A constant favorite on the wifely advice circuit is various versions of "what men want." We are told, for example, that what men "really want" is a companion. Or, maybe, what men really want is someone who will "let him have some space." We are also told that men want someone who "knows what he needs" or someone who is "sincere." A quick search on Google will find dozens of things that "men really want."

Here is my addition to the list. Men want wives. 

Men marry because they want to have a wife and they have found someone whom them believe to be a potentially great wife. They marry because someone fits their understanding of what a wife is to be. That is the whole point of marriage for men, isn't it, to be a husband and to have a wife? Men want wives.

The trouble with all of our books is that we want women to be satisfied to be less than real wives. If a woman reads a book saying that men "really want a companion," what good does that do? Does she decide to "become a companion," which would mean no longer being a real wife? The problem is that she is being told to focus on one thing instead of on the main thing. 

If you are told that your husband "really wants" to "have his space," how is this going to make you a better wife? Does it make your housekeeping more efficient? Does it make your sexual relationship better? Does it take care of your children? Space is one thing, being a wife is many things.

As with so many issues, women are encouraged to focus on bits and pieces of life. Each author has some idea of "what is really important" and they focus on their idea, rather than on the reality of being a wife. They urge women to fix the bits and pieces. Their idea is that a good wife is like a good car and that if you fix each part, then the whole thing should run. 

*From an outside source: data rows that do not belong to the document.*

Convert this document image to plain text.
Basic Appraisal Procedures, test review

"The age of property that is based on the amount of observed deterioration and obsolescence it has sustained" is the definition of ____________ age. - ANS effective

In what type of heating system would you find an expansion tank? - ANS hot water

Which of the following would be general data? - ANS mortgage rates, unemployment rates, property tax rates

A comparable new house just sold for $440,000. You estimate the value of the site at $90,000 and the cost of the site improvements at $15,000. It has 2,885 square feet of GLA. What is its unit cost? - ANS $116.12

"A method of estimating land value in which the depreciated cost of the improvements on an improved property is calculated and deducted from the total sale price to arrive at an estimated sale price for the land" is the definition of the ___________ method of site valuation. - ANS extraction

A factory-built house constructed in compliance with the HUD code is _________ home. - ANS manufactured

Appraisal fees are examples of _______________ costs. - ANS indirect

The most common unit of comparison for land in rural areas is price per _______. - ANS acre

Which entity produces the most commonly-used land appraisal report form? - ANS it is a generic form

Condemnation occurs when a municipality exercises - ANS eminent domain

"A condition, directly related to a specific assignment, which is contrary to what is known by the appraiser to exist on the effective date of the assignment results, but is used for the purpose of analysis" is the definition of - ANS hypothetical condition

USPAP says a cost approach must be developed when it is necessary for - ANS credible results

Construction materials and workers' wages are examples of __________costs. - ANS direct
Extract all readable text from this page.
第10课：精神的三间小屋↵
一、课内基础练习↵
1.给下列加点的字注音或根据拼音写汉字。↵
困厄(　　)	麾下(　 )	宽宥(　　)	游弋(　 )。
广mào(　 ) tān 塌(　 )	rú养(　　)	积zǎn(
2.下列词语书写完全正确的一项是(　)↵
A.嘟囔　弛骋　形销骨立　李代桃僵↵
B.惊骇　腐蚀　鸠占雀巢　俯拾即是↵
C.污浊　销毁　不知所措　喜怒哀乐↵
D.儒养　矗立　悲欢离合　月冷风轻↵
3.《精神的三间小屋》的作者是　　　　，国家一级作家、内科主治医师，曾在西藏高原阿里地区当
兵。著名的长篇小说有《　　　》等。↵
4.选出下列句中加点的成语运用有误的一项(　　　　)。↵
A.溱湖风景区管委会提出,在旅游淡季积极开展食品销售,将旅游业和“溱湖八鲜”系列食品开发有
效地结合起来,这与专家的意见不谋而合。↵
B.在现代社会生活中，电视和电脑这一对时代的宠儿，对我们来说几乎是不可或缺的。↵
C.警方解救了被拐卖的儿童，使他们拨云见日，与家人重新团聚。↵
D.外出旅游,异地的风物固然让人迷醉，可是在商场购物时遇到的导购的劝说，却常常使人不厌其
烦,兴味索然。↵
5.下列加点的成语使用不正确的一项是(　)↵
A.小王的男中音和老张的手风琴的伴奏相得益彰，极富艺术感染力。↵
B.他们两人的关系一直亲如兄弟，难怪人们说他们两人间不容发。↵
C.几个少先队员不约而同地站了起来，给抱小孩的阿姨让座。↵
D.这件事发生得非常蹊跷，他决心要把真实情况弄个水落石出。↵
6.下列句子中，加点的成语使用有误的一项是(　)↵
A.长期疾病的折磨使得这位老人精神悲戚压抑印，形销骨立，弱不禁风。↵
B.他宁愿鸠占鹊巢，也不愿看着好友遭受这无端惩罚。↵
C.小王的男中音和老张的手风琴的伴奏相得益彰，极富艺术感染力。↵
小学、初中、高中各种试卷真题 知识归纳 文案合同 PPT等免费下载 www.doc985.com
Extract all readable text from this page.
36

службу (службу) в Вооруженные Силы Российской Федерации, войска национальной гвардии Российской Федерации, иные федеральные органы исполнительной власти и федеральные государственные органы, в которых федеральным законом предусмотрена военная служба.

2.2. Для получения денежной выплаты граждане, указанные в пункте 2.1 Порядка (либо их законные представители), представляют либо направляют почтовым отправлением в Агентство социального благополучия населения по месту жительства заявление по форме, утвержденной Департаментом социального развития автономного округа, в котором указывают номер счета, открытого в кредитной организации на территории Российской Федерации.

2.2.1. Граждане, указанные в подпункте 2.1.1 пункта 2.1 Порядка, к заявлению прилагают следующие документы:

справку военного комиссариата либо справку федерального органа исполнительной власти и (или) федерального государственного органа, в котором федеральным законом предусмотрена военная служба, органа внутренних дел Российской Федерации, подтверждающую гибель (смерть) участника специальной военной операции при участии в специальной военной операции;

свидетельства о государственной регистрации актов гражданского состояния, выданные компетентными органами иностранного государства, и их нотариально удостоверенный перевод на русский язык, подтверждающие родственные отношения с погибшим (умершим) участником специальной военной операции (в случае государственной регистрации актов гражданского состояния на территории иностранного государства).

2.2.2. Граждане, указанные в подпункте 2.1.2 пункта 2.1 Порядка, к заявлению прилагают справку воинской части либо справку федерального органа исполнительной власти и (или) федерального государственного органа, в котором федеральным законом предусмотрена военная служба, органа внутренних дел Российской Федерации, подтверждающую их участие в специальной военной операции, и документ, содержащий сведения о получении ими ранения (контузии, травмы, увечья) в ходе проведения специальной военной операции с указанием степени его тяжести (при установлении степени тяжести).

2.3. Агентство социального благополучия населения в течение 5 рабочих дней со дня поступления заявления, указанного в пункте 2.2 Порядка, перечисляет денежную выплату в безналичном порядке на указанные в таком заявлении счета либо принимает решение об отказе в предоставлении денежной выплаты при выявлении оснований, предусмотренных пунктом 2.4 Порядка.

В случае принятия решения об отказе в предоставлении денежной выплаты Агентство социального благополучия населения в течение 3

This is a fallacy. Women are not like cars. Women are people. Their husbands are people. They do not have parts that can be fixed. Your job is to be a wife, not to be a few things that are consistent with being a wife. Be a wife. 

Sometimes, this will mean being a companion and sometimes it will mean being a lover and sometimes it will mean being a housecleaner and sometimes it will mean being a nurse. It will always mean being a wife. 

One of the frequent comedy routines is the husband and wife sitting around, with the wife reading a magazine article about marriage. She is fascinated by the article and he is bored by it. This is supposed to show how much she cares and how little he cares, or how smart she is and how smart he isn't. What it really shows is a woman trying to find in a magazine an answer that can only be found in her relationship with her husband. 

The secret is this: your husband is the one who matters. You are his wife. It does not matter what any magazine says. You may be a great cook or a lousy cook, but that tells me nothing about how good a wife you are. I would need to know who your husband is and how you two relate. 

Stop trying to become some bit or piece of someone else's idea of what men in general "really want." What your husband really wants is for you to be his wife. That is what he chose when he married you. 

What he really wants is you loving him.